Northwood suffers data breach compromising personal information of its customers

• The compromised email account contained information related to certain customers who received durable medical equipment either supplied or managed by Northwood.
• The information includes names, addresses, dates of birth, dates of service, provider name, medical record numbers, patient identification numbers, medical device description, diagnosis, diagnosis codes, treatment information, member health plan identification, Social Security numbers, driver’s license number, and health insurance provider names.

Northwood suffered a data breach incident after unauthorized third-parties gained access to an employee’s email account.

What happened?

On May 6, 2019, Northwood became aware of suspicious activity relating to an employee’s email account.
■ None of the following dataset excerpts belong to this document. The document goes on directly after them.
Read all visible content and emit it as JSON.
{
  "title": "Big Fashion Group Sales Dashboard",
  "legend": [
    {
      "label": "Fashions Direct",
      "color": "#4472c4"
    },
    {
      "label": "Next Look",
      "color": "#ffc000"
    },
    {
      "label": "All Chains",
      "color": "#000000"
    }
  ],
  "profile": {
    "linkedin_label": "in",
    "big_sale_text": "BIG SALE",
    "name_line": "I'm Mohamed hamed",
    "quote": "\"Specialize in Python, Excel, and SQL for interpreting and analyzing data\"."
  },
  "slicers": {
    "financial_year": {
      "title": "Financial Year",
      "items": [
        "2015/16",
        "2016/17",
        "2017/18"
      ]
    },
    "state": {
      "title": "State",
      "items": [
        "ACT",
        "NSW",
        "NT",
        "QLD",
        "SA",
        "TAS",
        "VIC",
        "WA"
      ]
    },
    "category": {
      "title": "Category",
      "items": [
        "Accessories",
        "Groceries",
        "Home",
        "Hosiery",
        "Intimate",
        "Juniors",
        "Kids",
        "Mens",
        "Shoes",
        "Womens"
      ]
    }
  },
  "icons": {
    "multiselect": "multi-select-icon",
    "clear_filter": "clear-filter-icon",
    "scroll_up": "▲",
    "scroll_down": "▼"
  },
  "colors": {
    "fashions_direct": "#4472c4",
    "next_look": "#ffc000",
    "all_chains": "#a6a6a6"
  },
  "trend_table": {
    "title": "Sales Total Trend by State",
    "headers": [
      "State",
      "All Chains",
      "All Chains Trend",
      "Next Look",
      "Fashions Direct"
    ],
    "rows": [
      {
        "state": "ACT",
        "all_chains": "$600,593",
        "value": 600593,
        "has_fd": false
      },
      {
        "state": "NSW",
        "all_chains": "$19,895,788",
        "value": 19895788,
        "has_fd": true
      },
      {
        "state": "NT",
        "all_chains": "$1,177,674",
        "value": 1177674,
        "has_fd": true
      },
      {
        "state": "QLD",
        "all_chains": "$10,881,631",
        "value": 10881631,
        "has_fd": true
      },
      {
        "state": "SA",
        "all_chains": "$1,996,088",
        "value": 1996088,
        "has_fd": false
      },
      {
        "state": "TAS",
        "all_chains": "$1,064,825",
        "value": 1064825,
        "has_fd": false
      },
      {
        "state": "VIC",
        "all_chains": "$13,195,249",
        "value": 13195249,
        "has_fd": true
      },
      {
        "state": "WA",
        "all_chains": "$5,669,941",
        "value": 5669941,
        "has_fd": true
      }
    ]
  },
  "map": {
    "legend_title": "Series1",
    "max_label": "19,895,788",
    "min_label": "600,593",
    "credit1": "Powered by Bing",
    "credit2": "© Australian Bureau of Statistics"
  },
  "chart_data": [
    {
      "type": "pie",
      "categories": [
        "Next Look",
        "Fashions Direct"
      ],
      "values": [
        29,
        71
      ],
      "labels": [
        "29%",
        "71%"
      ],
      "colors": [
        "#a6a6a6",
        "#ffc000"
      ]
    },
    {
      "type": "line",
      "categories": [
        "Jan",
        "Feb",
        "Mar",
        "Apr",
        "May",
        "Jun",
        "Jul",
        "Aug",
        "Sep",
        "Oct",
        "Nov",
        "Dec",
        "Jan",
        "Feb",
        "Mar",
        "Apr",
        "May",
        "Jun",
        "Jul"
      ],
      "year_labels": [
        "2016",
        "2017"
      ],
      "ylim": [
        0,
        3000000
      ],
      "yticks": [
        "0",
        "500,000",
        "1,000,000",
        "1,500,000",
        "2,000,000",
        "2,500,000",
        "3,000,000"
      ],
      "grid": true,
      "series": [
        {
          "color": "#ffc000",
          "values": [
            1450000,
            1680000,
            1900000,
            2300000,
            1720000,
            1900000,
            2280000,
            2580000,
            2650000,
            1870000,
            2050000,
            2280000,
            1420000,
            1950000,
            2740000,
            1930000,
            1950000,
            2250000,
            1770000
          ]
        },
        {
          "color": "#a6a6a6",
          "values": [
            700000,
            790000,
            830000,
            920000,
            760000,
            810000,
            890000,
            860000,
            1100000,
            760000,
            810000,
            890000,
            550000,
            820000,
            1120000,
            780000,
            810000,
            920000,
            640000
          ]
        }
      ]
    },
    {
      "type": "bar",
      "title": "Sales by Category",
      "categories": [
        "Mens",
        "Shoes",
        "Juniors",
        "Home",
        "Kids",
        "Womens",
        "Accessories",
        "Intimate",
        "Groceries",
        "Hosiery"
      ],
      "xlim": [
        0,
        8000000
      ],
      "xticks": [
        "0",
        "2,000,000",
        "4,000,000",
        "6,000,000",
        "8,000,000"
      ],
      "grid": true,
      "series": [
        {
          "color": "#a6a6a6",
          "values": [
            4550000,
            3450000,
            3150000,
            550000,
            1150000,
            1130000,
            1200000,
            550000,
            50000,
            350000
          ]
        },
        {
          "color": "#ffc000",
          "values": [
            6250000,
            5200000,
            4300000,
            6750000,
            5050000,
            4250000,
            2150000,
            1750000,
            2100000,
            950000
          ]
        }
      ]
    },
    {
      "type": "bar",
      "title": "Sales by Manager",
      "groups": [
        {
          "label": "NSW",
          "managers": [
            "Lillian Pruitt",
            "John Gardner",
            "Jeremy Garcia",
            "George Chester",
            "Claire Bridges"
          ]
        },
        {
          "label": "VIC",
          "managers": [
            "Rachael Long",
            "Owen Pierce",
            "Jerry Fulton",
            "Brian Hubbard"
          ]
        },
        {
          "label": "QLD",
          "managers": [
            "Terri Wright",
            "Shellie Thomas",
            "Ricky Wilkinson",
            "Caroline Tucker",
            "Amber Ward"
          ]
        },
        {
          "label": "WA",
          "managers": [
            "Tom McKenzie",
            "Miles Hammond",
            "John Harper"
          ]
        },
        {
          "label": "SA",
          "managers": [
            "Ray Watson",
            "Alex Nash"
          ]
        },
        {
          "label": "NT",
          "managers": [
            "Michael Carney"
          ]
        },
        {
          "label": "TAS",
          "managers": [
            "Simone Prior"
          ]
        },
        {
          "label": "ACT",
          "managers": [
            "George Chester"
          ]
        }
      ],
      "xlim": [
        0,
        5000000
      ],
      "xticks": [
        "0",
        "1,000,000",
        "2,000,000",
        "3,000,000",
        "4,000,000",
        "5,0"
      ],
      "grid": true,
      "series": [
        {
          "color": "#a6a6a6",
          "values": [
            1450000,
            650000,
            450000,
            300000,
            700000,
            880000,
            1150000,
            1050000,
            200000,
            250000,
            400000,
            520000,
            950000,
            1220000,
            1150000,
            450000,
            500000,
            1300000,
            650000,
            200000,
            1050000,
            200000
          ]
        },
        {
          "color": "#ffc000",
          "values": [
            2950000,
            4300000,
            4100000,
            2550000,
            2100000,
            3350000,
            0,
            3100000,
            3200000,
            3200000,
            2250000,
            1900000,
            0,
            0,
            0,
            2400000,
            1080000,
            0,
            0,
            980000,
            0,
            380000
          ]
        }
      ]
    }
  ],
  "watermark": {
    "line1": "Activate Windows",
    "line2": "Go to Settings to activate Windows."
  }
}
Upon which, the organization launched an investigation and determined that an unauthorized third-party gained access to an employee’s email account between May 3, 2019, and May 6, 2019.

What information was involved?

On June 19, 2019, Northwood determined that the compromised email account contained information related to certain customers who received durable medical equipment either supplied or managed by Northwood.

The information included names, addresses, dates of birth, dates of service, provider name, medical record numbers, patient identification numbers, medical device description, diagnosis, diagnosis codes, treatment information, member health plan identification, Social Security numbers, driver’s license number, and health insurance provider names.

The email account also contained information related to certain healthcare providers in connection with their exclusion status with the Centers for Medicare & Medicaid Services, including their names and Social Security numbers.

What was the response?

• Upon discovery, Northwood took down the impacted email account and changed the account password.
• The organization has implemented password resets for all employee email accounts and notified employees to remain vigilant against suspicious emails.
• It has also implemented additional security measures to its email system and is providing training and education to its employees in order to prevent such incidents from happening in the future.
• Northwood has reported the incident to law enforcement and is notifying the potentially impacted individuals.
• Further, it is providing free credit monitoring services for all impacted individuals.

“Although we cannot confirm that any individual’s personal information was actually accessed, or viewed without permission, we are providing this notice out of an abundance of caution. While our investigation is ongoing, we do not currently have any evidence of actual or attempted misuse of any individual’s information as a result of this incident,” Northwood said in a security notice.